Helping in a devastating miscarriage event and gift suggestions
How can I show my support?
When someone close to you loses a baby during pregnancy, if the baby is stillborn, or dies shortly after birth, it is difficult to know what to say or do. Friends and family often worry that giving a gift to a loved one after losing a baby, may cause the mother to re-live her pain and grief over and over again.
This is actually quite far from the truth! By empathising with her loss, you are giving her the gift of your love and compassion. She will know that you recognise her as a mother who has lost a child, and although she may shed a few tears, will honour and value your support.
You may be a little unsure how to handle situations like these, and if you want to show your kindness by giving a gift, you might also be uncertain as to what would be suitable. Among other things such as baskets, flowers, and inspiring books, there are various types of miscarriage and pregnancy-loss jewellery items available. Listed here are some the most popular:
- For a mother who does not want to draw attention to, or want too many questions about her loss, a discreet necklace would be ideal. A popular choice is the forget-me-not flower as a reminder of the life she lost.
- A mother who is less private about her feeling might appreciate a pendant fashioned into 2 tiny baby feet that she can wear close to her heart as a lasting memory.
- For a baby who has been lost due to stillbirth, or shortly after birth, this gift is also most suitable, as ink footprints taken in the hospital, can be etched exactly onto a pendant.
- A bracelet or necklace with a semi-precious stone significant to the date of the loss of the baby, is also very moving and memorable.
Something for the father
Fathers also grieve. Men are generally much more private with their grief, and with so much focus on the mother, people tend to forget that the father might also be in need of comforting, as he will be feeling the loss just as deeply.
An excellent gift for a father with be a similar set of 2 tiny baby feet which can be fashioned into a key ring that he can carry with him always.
Another kind of gift.
For someone you do not have a close relationship with, but nevertheless want to show support, a gift basket or cheerful flowers is an excellent choice. But for a close friend or family member, possibly the best gift you can give is your time.
Here are some ways you can show your support by sharing your time.
- Women who have had a miscarriage often find it difficult to stick to their daily routines, especially when it comes to feeding the family, or even themselves. Making yourself available to bring cooked meals to the home will be much appreciated.

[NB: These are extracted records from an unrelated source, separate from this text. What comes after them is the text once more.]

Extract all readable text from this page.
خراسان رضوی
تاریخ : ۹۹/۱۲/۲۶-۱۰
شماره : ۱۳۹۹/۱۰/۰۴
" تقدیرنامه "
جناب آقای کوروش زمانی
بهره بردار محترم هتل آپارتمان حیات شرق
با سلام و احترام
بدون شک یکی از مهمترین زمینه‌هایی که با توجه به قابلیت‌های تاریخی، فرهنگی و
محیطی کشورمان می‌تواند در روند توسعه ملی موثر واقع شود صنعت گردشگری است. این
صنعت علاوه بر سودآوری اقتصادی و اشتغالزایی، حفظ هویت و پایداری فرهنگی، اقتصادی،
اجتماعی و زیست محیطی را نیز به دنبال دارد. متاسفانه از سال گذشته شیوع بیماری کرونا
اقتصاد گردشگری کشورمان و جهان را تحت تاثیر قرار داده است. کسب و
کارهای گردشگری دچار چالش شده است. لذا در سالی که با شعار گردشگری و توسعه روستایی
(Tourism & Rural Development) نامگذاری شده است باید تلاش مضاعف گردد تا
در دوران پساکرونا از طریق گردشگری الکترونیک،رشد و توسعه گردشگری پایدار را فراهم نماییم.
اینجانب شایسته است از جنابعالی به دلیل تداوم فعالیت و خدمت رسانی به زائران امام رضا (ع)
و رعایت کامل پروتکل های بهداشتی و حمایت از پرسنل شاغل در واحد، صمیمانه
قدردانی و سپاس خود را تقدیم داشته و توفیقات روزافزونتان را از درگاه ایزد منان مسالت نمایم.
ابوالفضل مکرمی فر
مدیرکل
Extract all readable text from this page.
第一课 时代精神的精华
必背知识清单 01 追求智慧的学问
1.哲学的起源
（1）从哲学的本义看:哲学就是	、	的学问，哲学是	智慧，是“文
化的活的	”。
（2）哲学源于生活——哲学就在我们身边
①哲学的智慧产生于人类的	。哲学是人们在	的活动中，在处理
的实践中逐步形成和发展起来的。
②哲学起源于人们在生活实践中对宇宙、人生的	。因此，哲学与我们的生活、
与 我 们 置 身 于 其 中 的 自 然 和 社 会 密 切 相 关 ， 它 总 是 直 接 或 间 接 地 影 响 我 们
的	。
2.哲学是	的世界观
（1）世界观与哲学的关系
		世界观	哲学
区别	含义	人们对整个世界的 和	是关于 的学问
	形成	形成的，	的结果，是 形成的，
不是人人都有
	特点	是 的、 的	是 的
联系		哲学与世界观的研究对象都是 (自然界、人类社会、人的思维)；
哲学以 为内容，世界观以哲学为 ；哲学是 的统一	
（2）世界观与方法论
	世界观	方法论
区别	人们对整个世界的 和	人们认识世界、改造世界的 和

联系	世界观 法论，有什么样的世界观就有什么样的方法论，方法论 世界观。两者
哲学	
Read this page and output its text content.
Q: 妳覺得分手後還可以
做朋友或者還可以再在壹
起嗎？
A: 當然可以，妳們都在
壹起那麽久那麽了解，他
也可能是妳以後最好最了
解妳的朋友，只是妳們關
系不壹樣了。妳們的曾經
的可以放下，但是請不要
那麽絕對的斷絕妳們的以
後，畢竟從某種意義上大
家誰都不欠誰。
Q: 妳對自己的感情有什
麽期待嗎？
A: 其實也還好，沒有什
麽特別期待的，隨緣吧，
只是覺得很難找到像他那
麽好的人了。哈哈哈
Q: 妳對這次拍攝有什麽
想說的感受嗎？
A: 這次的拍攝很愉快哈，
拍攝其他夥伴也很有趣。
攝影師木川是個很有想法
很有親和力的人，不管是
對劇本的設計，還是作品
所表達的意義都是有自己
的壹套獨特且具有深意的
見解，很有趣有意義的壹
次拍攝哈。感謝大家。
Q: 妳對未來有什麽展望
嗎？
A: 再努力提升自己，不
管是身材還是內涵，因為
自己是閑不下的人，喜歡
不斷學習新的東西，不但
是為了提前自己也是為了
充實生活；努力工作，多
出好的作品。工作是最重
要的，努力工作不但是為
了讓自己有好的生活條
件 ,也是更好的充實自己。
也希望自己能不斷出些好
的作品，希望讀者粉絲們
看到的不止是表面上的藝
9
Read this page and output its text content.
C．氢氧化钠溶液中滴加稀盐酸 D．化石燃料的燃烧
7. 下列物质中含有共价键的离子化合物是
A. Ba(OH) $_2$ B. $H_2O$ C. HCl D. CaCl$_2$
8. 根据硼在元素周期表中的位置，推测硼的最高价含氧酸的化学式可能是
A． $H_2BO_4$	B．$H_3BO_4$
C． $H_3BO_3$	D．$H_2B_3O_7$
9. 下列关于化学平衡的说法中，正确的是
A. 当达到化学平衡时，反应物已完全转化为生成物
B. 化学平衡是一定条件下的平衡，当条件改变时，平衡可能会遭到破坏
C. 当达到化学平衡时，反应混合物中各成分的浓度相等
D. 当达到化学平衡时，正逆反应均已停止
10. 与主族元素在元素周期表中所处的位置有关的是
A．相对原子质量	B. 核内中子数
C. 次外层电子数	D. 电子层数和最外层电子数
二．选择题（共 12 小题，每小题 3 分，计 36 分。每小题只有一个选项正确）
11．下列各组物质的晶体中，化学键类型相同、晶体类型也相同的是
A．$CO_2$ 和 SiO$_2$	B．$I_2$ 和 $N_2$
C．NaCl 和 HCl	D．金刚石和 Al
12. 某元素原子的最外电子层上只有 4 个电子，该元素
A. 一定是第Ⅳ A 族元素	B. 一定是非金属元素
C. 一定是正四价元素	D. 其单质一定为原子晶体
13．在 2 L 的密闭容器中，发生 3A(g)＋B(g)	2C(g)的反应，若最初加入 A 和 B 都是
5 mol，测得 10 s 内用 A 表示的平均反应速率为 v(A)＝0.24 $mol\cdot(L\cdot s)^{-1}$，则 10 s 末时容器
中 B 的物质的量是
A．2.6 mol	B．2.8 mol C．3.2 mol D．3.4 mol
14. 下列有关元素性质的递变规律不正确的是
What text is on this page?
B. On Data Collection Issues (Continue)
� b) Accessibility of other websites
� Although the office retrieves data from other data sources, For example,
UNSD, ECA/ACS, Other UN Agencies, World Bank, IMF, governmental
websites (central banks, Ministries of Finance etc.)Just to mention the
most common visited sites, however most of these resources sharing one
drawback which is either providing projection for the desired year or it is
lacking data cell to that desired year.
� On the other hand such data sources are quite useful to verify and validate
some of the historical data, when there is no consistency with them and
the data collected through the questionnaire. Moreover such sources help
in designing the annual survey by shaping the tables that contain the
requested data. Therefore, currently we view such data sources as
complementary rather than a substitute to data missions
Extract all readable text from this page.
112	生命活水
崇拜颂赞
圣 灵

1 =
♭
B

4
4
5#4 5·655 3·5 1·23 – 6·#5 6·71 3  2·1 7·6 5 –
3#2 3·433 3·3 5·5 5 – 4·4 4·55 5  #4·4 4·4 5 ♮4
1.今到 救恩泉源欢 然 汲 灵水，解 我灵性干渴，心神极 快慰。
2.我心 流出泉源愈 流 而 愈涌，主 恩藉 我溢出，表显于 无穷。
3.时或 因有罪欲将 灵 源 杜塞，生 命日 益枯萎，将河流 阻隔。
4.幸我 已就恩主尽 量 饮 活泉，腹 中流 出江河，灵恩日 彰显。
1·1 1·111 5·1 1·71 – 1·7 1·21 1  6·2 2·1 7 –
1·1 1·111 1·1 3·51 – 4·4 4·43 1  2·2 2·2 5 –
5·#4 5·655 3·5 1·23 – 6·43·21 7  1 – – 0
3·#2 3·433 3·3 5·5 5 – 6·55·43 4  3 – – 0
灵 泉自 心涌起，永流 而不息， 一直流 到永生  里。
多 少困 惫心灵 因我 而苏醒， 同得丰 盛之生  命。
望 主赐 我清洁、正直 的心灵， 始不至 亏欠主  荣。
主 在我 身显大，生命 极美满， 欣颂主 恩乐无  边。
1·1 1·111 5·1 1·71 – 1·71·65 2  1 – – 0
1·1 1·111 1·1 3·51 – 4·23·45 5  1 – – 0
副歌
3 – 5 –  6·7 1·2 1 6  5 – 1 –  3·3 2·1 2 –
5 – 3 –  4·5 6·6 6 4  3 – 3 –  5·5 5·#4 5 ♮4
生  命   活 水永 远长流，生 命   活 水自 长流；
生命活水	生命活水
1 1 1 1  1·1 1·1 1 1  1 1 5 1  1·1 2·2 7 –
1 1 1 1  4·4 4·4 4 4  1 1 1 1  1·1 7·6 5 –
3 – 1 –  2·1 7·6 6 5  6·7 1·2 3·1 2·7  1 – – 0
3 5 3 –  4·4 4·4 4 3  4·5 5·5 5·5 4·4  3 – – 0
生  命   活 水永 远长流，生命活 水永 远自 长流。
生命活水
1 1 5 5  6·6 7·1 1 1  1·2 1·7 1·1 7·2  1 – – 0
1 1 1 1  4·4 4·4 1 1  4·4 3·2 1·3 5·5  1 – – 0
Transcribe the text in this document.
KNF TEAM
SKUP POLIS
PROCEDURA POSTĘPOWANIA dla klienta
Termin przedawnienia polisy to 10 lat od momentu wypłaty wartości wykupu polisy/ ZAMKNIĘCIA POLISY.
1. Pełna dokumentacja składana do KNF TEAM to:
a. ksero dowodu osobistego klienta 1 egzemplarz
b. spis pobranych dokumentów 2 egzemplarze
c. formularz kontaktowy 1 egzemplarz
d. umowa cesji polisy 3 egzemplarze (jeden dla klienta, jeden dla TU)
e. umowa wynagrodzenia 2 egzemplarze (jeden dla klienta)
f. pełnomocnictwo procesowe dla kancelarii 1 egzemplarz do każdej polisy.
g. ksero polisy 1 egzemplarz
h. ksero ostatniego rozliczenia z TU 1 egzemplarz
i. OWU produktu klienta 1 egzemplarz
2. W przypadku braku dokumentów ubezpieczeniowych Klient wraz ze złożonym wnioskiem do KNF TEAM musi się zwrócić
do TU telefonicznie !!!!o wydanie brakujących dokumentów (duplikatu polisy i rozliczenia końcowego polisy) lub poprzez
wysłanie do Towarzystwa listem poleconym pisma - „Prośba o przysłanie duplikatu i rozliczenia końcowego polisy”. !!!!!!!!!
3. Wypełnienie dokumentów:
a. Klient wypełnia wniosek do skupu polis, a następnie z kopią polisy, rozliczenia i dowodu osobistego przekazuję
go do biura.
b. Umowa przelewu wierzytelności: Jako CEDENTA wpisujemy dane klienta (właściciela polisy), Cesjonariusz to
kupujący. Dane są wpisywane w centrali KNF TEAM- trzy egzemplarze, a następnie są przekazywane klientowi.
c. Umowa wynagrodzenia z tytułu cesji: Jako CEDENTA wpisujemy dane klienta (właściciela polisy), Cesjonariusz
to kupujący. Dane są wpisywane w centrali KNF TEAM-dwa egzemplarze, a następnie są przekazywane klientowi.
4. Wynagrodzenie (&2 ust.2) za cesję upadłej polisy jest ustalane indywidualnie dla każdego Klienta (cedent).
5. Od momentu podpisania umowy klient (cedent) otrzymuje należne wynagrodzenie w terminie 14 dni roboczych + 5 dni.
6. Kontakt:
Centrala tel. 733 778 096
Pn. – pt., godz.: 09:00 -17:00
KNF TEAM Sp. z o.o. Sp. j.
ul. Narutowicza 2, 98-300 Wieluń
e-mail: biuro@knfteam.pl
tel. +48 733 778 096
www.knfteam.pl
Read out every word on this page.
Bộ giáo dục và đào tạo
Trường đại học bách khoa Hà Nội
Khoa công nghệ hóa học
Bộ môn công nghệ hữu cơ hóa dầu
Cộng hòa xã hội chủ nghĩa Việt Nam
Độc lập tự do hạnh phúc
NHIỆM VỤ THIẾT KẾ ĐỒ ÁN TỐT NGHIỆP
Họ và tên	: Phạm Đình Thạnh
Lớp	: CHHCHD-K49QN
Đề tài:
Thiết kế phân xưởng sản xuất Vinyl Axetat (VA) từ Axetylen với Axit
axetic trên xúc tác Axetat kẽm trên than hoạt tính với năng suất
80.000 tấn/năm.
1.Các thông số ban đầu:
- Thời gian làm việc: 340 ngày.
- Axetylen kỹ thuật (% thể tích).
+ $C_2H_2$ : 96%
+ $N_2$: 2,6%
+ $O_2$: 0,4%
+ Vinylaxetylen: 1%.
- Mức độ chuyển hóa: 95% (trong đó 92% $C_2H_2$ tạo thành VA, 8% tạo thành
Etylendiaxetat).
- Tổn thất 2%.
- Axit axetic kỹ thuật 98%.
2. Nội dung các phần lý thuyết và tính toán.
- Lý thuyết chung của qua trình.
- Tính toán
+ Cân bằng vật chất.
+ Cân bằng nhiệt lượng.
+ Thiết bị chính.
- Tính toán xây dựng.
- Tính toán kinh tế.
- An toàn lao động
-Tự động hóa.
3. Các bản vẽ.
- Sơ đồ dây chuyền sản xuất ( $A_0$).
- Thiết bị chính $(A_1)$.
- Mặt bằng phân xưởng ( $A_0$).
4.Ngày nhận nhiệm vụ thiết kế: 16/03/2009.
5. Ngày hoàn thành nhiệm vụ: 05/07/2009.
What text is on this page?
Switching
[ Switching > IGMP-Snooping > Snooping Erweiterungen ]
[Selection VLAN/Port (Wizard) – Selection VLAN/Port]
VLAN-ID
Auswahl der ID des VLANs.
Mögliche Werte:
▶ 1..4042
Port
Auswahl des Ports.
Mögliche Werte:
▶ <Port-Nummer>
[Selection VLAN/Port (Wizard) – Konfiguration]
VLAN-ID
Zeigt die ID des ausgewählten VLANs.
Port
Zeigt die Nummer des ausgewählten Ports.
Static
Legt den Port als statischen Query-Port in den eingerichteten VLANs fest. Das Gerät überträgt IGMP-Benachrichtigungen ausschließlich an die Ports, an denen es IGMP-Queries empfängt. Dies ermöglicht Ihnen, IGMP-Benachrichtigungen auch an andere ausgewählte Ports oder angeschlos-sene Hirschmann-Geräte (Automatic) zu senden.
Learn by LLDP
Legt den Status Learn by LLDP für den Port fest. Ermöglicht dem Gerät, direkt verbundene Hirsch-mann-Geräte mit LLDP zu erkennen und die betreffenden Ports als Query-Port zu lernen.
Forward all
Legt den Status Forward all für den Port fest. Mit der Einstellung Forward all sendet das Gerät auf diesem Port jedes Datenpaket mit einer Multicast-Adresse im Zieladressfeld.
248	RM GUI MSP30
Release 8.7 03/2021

- Little things count, like walking the dog or loading the dishwasher. Laundry can also pile up quickly, so taking laundry to the laundromat, or putting a load in the washing machine, will be a big help.
- A bit of vacuuming, dusting and sprucing up the bathroom and kitchen will not go amiss. If the mother is feeling depressed and down, a clean house can always make her feel better, just knowing that things are in hand.
- Going to the supermarket to stock up on necessary supplies is another option while mom is recovering, and not yet ready to face the world.
- You could also offer to pick kiddies from school if dad is not available to do it.
Just be there.
Any help to lighten the load will gratefully appreciated, and in the midst of feelings of loss, confusion and sadness, the kindness of friends and family will help to get your friend through many of the difficult days.
When the days are dark, it is comforting to know that we are not alone. For the grieving mom, it is as if she is the only one who has suffered such a loss. If you have suffered from a similar loss, share it with her, so she can know that you really do understand how she feels. It might be that your friend just wants to unburden her feelings, and all you have to do then is listen.
Talking and sharing what she has gone through will be very therapeutic for a mom who has suffered a traumatic loss of a child. Some women who lose a baby through miscarriage, elective termination, stillbirth or childbirth, are able to move through the loss more freely than others. While for others, relationships with a spouse, partner, friends or family, may be negatively impacted by the feelings of despair and emptiness.
Grief is a process of conflicting emotions such as anger, denial, depression, even guilt – and then only acceptance. The pain stays, although it may lessen with time. Just speak to an 80 year old has lost a child!
Support from family and friends is so vitally important in the healing process. And appropriate support can help to restore relationships, which may have been put in isolation for a while.
So if you have a friend or family member who is grieving for a lost child, continue to show kindness and support, be it in the form of a thoughtful gift or the sharing of your time. And if you have not had a similar experience which you could share, try and bring the gift of others you know who have been through the same thing, to offer hope and strength as your friend continues to heal.
Regaining a sense of self-esteem and hope is a true healing balm after such a traumatic loss.